The Rise of Jazz in Chicago Culture

Introduction

During the 20th century, Jazz underwent a musical renaissance in Chicago. The presented factor significantly benefited the people of Chicago and the US in the long run. One of the desirable factors experienced due to the establishment and promotion of jazz in the region was the creation of employment. Evidently, a boom was noted in the establishment of industrial jobs which attracted the attention of the young workers across the region (Anderson 135). The factor further prompted a rise in the level of disposable income with a massive rise in demand for music theatres, concert halls, and night clubs. The southern side of the city experienced the establishment of more entertainment districts with venues such as Andy’s Jazz Club and Green Mill being established. The region’s economy continually benefits from the jazz development in that over 100,000 people are attracted to Grant Park every summer to witness the great music styles of the jazz stars in the region (“Chicago..And all that Jazz” n.p).

The Rise of Jazz

Jazz music has its origins in New Orleans. Despite this, most of its history is from Chicago. During the early 20th century, the growth of the manufacturing industries which benefited Chicago economically brought along the culture of jazz music. The promoters available on the southern side of the city were financially well-off and took advantage of the presented opportunity by attracting the best jazz artists from the region. The Original Diexieland Jass Band was one of the common bands invited by the promoters at the time. As the members of the band stayed in Chicago, Bix Beiderbecke became their follower and a legend after learning how to play jazz from the band. Beiderbecke showed his admiration for Louis Armstrong, a horn player from New Orleans. Armstrong was a part of the hottest jazz ensembles, the Creole Jazz Band, of the 1920s (Oler 94).

During the 1920s, the jazz recording industry of Chicago indicated a positive growth as major musicians made their recordings. For instance, in 1926, Ben Pollack Orchestra was recorded by Victor label. The musician affiliated with a West Side musicians group referred to as the Austin High Gang. New York decided to challenge the role of Chicago in capitalizing the jazz music in the 1930’s and 40s. Despite this, the clubs which focused on the jazz musicians ensured that Chicago still remained a destination for the presented music players.

A renaissance was ensured in the 1950s by innovators such as Herbie Hancock. In 1951, a pianist known as Jamal, born in Pittsburgh, established a fan base in Chicago with his post-bop style. Some of the recordings of the pianist were a hit during the time such as the Poinciana (Anderson 135). He did not let his skills go at a waste in that he trained pianists how to become better in the art. His skills enhanced further after winning a Grammy Award as the jazz artist who is globally renowned. Sun Ra also contributed to the development of the jazz music in the region after establishing a record label known as El Saturn. He experimented with the orchestra by implementing new Diaspora and African styles in his music. His label remained in Chicago after deciding to relocate to New York in early 1960s. It is clear that the jazz afro centric culture welcomed jazz revolution. With the Experimental Band established by Richard Abrams, the musicians managed to bring in an African culture into the jazz music, therefore, promoting the prominence of the pieces even to the American.
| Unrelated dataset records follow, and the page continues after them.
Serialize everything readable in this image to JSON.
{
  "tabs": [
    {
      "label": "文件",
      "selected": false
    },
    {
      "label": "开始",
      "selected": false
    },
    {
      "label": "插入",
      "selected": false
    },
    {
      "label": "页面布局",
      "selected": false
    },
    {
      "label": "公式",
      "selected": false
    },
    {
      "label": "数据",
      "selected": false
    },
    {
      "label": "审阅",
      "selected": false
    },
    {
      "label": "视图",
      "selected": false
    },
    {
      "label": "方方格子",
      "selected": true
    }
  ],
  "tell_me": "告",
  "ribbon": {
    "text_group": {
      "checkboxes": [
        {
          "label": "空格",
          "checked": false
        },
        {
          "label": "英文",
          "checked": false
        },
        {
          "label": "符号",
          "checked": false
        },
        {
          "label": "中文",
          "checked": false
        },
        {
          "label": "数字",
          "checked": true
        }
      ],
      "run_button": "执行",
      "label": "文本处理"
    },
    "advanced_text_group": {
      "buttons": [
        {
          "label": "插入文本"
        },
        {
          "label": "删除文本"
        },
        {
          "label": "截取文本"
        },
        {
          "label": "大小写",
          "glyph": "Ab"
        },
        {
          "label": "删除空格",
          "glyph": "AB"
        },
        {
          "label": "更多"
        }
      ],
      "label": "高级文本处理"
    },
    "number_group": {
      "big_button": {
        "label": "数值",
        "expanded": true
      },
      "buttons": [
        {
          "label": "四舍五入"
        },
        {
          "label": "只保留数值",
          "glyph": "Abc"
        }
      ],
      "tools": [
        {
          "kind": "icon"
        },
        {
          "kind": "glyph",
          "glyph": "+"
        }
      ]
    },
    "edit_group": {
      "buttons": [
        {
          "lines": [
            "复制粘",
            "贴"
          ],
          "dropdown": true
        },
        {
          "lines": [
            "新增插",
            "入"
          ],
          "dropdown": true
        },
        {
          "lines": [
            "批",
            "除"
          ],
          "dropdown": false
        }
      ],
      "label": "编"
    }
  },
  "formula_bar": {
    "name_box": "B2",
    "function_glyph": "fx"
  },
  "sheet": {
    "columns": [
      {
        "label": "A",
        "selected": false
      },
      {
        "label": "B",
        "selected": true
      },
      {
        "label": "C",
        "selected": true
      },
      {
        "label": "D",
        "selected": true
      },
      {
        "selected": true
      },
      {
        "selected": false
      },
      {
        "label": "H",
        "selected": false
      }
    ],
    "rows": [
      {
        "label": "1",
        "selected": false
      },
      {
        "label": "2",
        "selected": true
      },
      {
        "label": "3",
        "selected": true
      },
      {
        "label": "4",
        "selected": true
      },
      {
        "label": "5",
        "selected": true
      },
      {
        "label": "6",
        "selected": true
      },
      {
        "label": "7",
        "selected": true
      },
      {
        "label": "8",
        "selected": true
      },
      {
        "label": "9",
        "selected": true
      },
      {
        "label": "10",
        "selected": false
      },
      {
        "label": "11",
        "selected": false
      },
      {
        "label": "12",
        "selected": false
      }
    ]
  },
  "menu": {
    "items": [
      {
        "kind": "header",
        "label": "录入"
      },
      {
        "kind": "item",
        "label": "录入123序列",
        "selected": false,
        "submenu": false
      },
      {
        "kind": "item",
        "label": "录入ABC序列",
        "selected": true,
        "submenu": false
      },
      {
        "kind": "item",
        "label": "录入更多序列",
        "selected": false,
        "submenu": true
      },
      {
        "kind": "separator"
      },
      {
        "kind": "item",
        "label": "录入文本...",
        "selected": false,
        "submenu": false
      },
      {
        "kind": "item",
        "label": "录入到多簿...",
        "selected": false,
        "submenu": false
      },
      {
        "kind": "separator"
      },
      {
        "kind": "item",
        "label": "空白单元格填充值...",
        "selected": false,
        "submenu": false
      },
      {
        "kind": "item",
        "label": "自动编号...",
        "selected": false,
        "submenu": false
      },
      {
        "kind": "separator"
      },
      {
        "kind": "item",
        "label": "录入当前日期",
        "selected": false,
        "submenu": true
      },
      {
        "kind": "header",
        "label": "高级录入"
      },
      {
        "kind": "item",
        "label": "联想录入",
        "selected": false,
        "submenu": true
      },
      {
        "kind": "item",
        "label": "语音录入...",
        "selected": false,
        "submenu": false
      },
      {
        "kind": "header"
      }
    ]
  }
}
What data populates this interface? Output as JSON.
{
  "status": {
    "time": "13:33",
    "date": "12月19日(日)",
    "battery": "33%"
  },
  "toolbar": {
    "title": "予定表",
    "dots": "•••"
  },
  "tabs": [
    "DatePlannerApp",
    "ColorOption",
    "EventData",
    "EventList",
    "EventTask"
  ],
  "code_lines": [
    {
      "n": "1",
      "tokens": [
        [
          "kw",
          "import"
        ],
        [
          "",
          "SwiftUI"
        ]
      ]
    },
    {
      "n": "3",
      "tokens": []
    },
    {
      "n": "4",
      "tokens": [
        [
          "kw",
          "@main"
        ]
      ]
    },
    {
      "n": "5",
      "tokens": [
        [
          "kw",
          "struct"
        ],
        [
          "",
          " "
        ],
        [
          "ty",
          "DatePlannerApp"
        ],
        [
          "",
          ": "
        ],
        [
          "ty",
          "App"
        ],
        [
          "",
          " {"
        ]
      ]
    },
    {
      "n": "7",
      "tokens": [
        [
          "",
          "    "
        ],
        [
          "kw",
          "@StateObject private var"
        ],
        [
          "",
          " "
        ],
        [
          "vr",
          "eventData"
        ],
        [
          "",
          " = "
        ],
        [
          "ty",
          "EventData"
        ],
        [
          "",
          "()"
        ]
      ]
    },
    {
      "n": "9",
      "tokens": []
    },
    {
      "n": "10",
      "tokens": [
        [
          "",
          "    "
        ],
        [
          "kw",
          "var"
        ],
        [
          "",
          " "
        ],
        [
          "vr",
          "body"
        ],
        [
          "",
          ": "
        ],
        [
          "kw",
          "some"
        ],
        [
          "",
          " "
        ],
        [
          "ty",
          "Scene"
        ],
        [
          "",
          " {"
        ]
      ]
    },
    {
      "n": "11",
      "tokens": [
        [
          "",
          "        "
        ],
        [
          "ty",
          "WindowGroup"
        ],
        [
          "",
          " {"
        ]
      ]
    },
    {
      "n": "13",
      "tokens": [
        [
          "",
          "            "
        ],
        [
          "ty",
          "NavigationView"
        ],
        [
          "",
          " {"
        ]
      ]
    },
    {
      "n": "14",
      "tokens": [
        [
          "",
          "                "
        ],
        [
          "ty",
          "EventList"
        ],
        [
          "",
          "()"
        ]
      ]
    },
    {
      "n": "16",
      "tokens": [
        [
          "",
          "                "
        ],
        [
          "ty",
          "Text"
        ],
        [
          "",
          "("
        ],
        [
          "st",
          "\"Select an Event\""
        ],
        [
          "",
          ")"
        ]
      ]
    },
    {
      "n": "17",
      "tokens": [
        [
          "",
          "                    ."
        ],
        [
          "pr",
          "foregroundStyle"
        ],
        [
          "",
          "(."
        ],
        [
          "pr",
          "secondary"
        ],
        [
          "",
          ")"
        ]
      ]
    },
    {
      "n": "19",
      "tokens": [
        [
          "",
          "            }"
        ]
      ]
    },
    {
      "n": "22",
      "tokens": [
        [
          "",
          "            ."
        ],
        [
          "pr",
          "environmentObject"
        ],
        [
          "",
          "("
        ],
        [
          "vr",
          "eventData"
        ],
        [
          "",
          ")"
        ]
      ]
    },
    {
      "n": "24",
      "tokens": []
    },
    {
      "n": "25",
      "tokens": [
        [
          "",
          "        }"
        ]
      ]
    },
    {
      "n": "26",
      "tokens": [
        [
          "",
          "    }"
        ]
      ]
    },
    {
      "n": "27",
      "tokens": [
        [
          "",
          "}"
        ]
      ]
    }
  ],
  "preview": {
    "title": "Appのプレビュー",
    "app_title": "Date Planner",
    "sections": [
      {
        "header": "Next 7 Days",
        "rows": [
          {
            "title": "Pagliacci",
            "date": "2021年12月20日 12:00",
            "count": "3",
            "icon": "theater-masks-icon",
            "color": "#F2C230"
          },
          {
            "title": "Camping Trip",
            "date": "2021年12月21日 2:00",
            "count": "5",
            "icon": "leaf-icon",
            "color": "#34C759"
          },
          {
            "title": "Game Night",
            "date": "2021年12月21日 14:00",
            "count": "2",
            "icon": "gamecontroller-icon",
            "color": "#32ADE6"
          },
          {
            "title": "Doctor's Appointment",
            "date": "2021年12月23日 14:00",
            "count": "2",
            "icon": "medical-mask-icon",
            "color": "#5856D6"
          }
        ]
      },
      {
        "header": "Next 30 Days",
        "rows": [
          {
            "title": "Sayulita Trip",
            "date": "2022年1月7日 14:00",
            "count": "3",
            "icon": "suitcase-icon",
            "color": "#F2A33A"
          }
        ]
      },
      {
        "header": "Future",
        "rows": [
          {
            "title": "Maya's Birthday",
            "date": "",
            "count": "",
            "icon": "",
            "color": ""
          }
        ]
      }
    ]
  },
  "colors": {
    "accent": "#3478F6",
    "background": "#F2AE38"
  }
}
Meaning of the Rise of Jazz in the African-American Literature

The rise of the Jazz music has significantly impacted the African-American literature. Evidently, the music ensured a relocation of approximately six million African Americans from the states located at the south to the West, East, and Midwest resulting to the Great Migration (Anderson 136). The rise fundamentally impacted the African-American literature as it made it easier for the people to express themselves. Apparently, the market had an increased appetite for the musical style of the black, performing bodies and rhythms. The people could easily express how they felt about racism in a collective manner through their jazz pieces. Clearly, black musicians could connect to the larger community communicating their struggles displayed through their exploitive cultural, political, and socioeconomic arrangements evident during the 20th century (Vaillant 1917). It is evident that during the 20th century, the members of the community could not relate to the world at large as a result of the difficulties in communication driven by racism. But with their music, they could communicate to their fans and the public about what they felt about the racism situation and the changes that were anticipated.

Conclusion

The rise of jazz in Chicago has significantly benefited the members of the community. Through industrialization, jazz was established in the region. The jazz music pieces continue to advance and become better over the years, thus making it easier for the members of the African-American community to engage in self-expression. Through music, the members of the community could relay their feelings and thoughts to the larger community about their difficulties and hardships originating from racism.